I agree with you that the pictures, at first glance, often didn’t seem to fit with what Rankine was talking about in her prose. But as I looked them over with my group in class, we highlighted some interesting ones that really seem to have an impact:
“Little Girl” by Kate Clark on page 19 really stood out to me because of the fact that it is a picture of a physical art piece, made of different materials. The piece of art is heart breaking because it depicts a human being with the body of the animal, effectively communicating that some humans are treated no better than wild animals. This reminds me of the use of the term chattel, before the civil rights movement, when slaves were bought and sold as property, instead of being seen as an equal human being.
“Tennis-Brazil-Wozniacki-Exhibition” on page 37 also stood out because it is one of the only times that an aggressor is called out by name throughout the entire book. The majority of the book is made up of hypothetical situations, but the Serena Williams example is different because it is extremely pointed. In my opinion, I am not sure that Wozniacki was making fun of Williams’s body specifically because it is black, but I guess the point the Rankine is trying to make is that ignorance of a situation, even with all-in-good-fun intent, is no excuse for an action that comes off as racist.

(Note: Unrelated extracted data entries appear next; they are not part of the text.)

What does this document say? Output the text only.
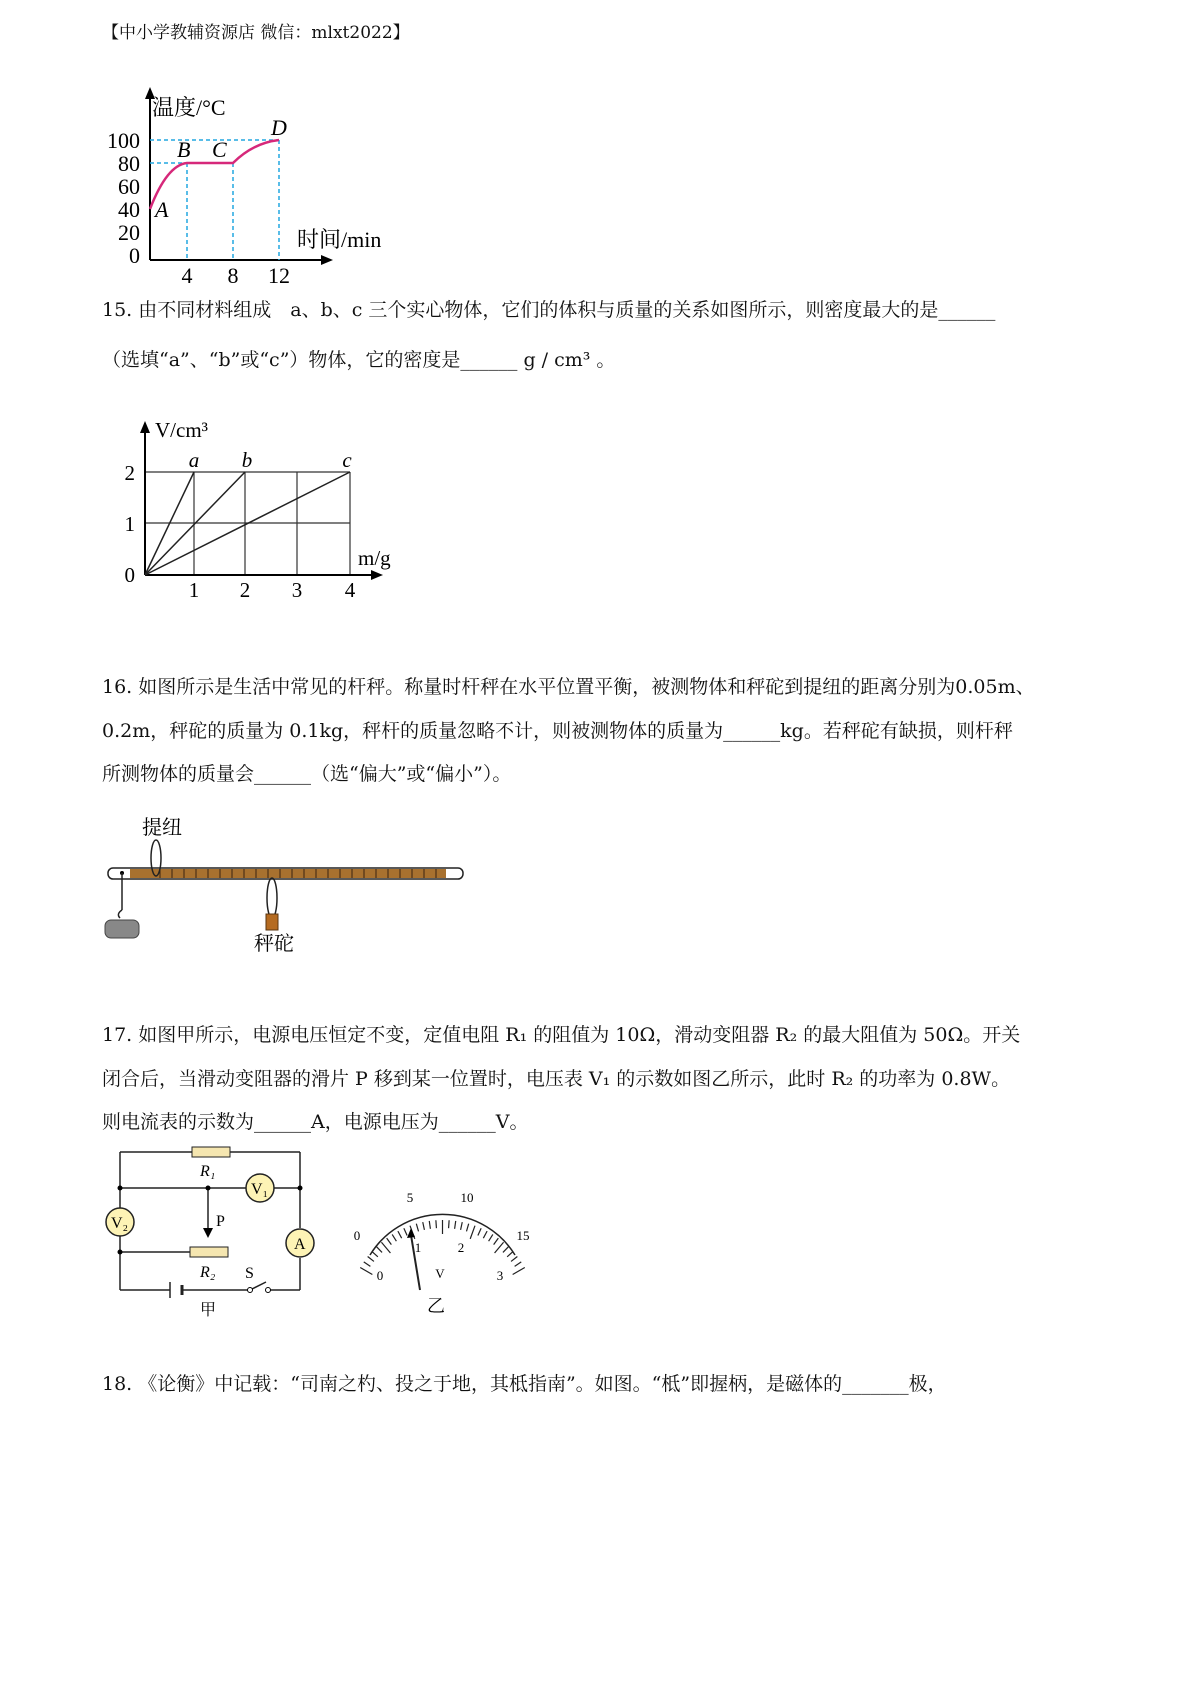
【中小学教辅资源店 微信：mlxt2022】
温度/°C
时间/min
100
80
60
40
20
0
4 8 12
A
B C
D
15. 由不同材料组成　a、b、c 三个实心物体，它们的体积与质量的关系如图所示，则密度最大的是______
（选填“a”、“b”或“c”）物体，它的密度是______ g / cm³ 。
V/cm³
m/g
2
1
0
1 2 3 4
a b	c
16. 如图所示是生活中常见的杆秤。称量时杆秤在水平位置平衡，被测物体和秤砣到提纽的距离分别为0.05m、
0.2m，秤砣的质量为 0.1kg，秤杆的质量忽略不计，则被测物体的质量为______kg。若秤砣有缺损，则杆秤
所测物体的质量会______（选“偏大”或“偏小”）。
提纽
秤砣
17. 如图甲所示，电源电压恒定不变，定值电阻 R₁ 的阻值为 10Ω，滑动变阻器 R₂ 的最大阻值为 50Ω。开关
闭合后，当滑动变阻器的滑片 P 移到某一位置时，电压表 V₁ 的示数如图乙所示，此时 R₂ 的功率为 0.8W。
则电流表的示数为______A，电源电压为______V。
V₁
V₂
A
R₁
R₂
P
S
甲
0
5	10
15
0
1	2
3
V
乙
18. 《论衡》中记载：“司南之杓、投之于地，其柢指南”。如图。“柢”即握柄，是磁体的_______极，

On a different note, I loved the lines that you picked out! Great analysis of each.
I'm glad you liked it! And you know what's funny about that? I was actually worried about speaking up when we were discussing and analyzing the book in class, because I did already relate to so much of the message, it wasn't quite the same impact on me that it had on everyone else. Which makes me wonder: if something is a work of protest, and you are a part of the protest movement, how does that work impact you? Because it's not me that she's protesting, I'm who she's speaking out for, sort of. So I feel like as a student in a protest rhetoric class, my relationship with this work is complicated, for lack of a better word.
DeleteYou know what else I find interesting? There are movements and organizations that fight for animal rights. I'm not saying that I'm anti-animal rights, I just find it interesting that stopping animal cruelty is, for the most part, entirely acceptable, but speaking up for PEOPLE who are discriminated against solicits responses like "ALL lives matter" and "that's reverse racism". I'm just saying.